The data come from deep-sea sediment cores dating to 205 million years ago that contain inorganic carbon-rich minerals as well as the organic remains of single celled marine phytoplankton. These organisms generated oxygen through photosynthesis and in the process, left behind a chemical signature by changing the ratio of the two stable isotopes of carbon--carbon 13 and carbon 12--in the sediments.
By comparing the amount of carbon 13 in the inorganic particles with the absence of carbon 13 in the organic matter, scientists can estimate how much oxygen was present in the atmosphere at that time. Paul Falkowski and his team at Rutgers, the State University of New Jersey analyzed such evidence as well as related data published earlier by a German team, and concluded that oxygen levels have essentially doubled over the last 205 million years.
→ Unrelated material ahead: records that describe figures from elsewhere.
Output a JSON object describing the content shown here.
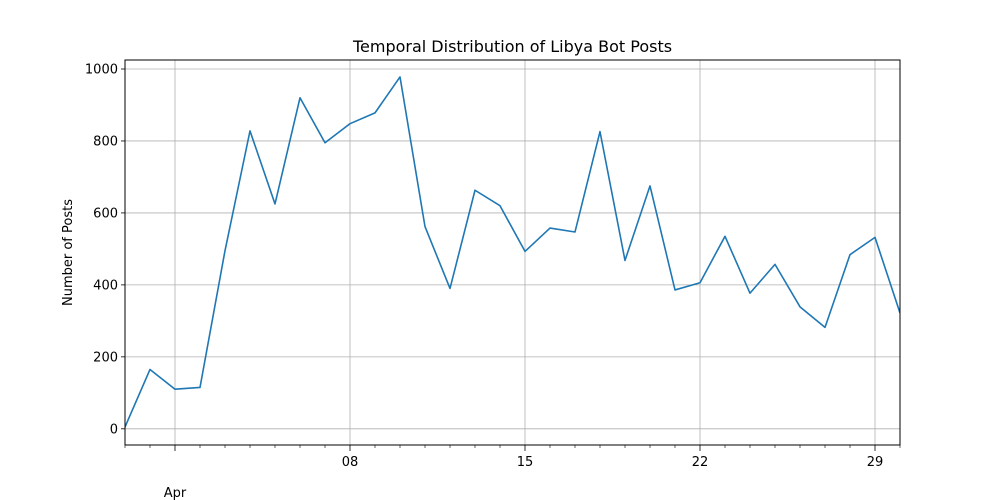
{
  "chart_data": {
    "type": "line",
    "title": "Temporal Distribution of Libya Bot Posts",
    "xlabel": "",
    "ylabel": "Number of Posts",
    "x": [
      "2011-03-30",
      "2011-03-31",
      "2011-04-01",
      "2011-04-02",
      "2011-04-03",
      "2011-04-04",
      "2011-04-05",
      "2011-04-06",
      "2011-04-07",
      "2011-04-08",
      "2011-04-09",
      "2011-04-10",
      "2011-04-11",
      "2011-04-12",
      "2011-04-13",
      "2011-04-14",
      "2011-04-15",
      "2011-04-16",
      "2011-04-17",
      "2011-04-18",
      "2011-04-19",
      "2011-04-20",
      "2011-04-21",
      "2011-04-22",
      "2011-04-23",
      "2011-04-24",
      "2011-04-25",
      "2011-04-26",
      "2011-04-27",
      "2011-04-28",
      "2011-04-29",
      "2011-04-30"
    ],
    "series": [
      {
        "values": [
          5,
          165,
          110,
          115,
          495,
          828,
          625,
          920,
          795,
          848,
          878,
          978,
          562,
          390,
          663,
          620,
          493,
          558,
          547,
          826,
          468,
          675,
          386,
          406,
          535,
          377,
          457,
          339,
          282,
          484,
          532,
          322
        ]
      }
    ],
    "x_major_ticks": [
      "Apr",
      "08",
      "15",
      "22",
      "29"
    ],
    "y_ticks": [
      0,
      200,
      400,
      600,
      800,
      1000
    ],
    "ylim": [
      -45,
      1025
    ],
    "grid": true,
    "line_color": "#1f77b4"
  }
}
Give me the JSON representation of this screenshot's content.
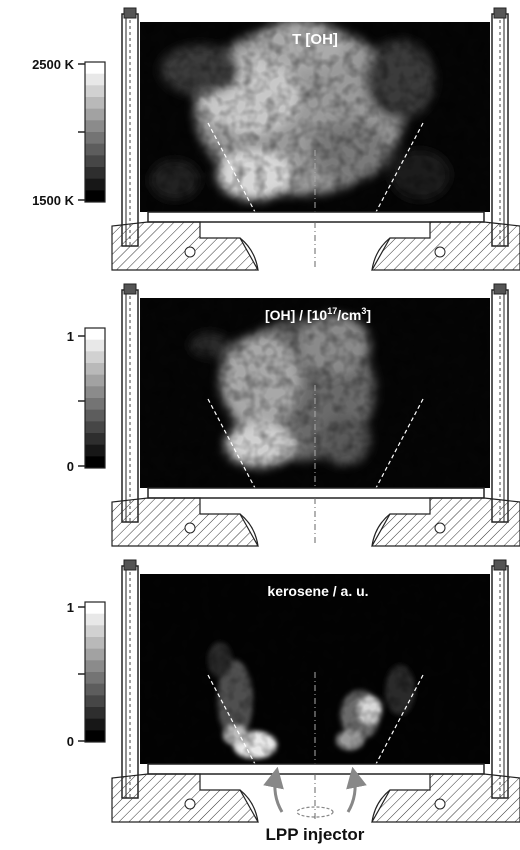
{
  "panels": [
    {
      "title": "T [OH]",
      "scale": {
        "top": "2500 K",
        "mid": "",
        "bottom": "1500 K"
      },
      "field": "temperature"
    },
    {
      "title_main": "[OH]  /   [10",
      "title_sup": "17",
      "title_tail": "/cm",
      "title_sup2": "3",
      "title_end": "]",
      "scale": {
        "top": "1",
        "mid": "",
        "bottom": "0"
      },
      "field": "oh"
    },
    {
      "title": "kerosene  /  a. u.",
      "scale": {
        "top": "1",
        "mid": "",
        "bottom": "0"
      },
      "field": "kerosene"
    }
  ],
  "injector_label": "LPP injector",
  "colorbar": {
    "levels": 12,
    "low_color": "#000000",
    "high_color": "#ffffff"
  }
}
At the beginning of this time period, the atmosphere contained only 10 percent oxygen by volume. And mammals, which appeared around 190 million years ago, were tiny, weighing in at about two grams. Around 50 million years ago, in contrast, oxygen levels in the atmosphere measured 23 percent--2 percent higher than today. "It's exactly at this time, when we look at the fossil record, that we see the extreme radiation of large orders of new placental mammals," Falkowski says.
In general, mammals require large amounts of oxygen just to move and to metabolize their food. Mammalian brains also burn about one third of the total calories consumed. And mammal mothers use up about 60 percent of the oxygen in their blood before it gets to the placenta. More oxygen in the air would have contributed to better conditions in the womb.
Since the mammalian heyday, oxygen levels have dropped to about 21 percent, a reduction that may have been caused by great fires that burned over the earth about 10 million years ago, destroying large swaths of oxygen-producing vegetation. A paper detailing these findings appears in the current issue of Science.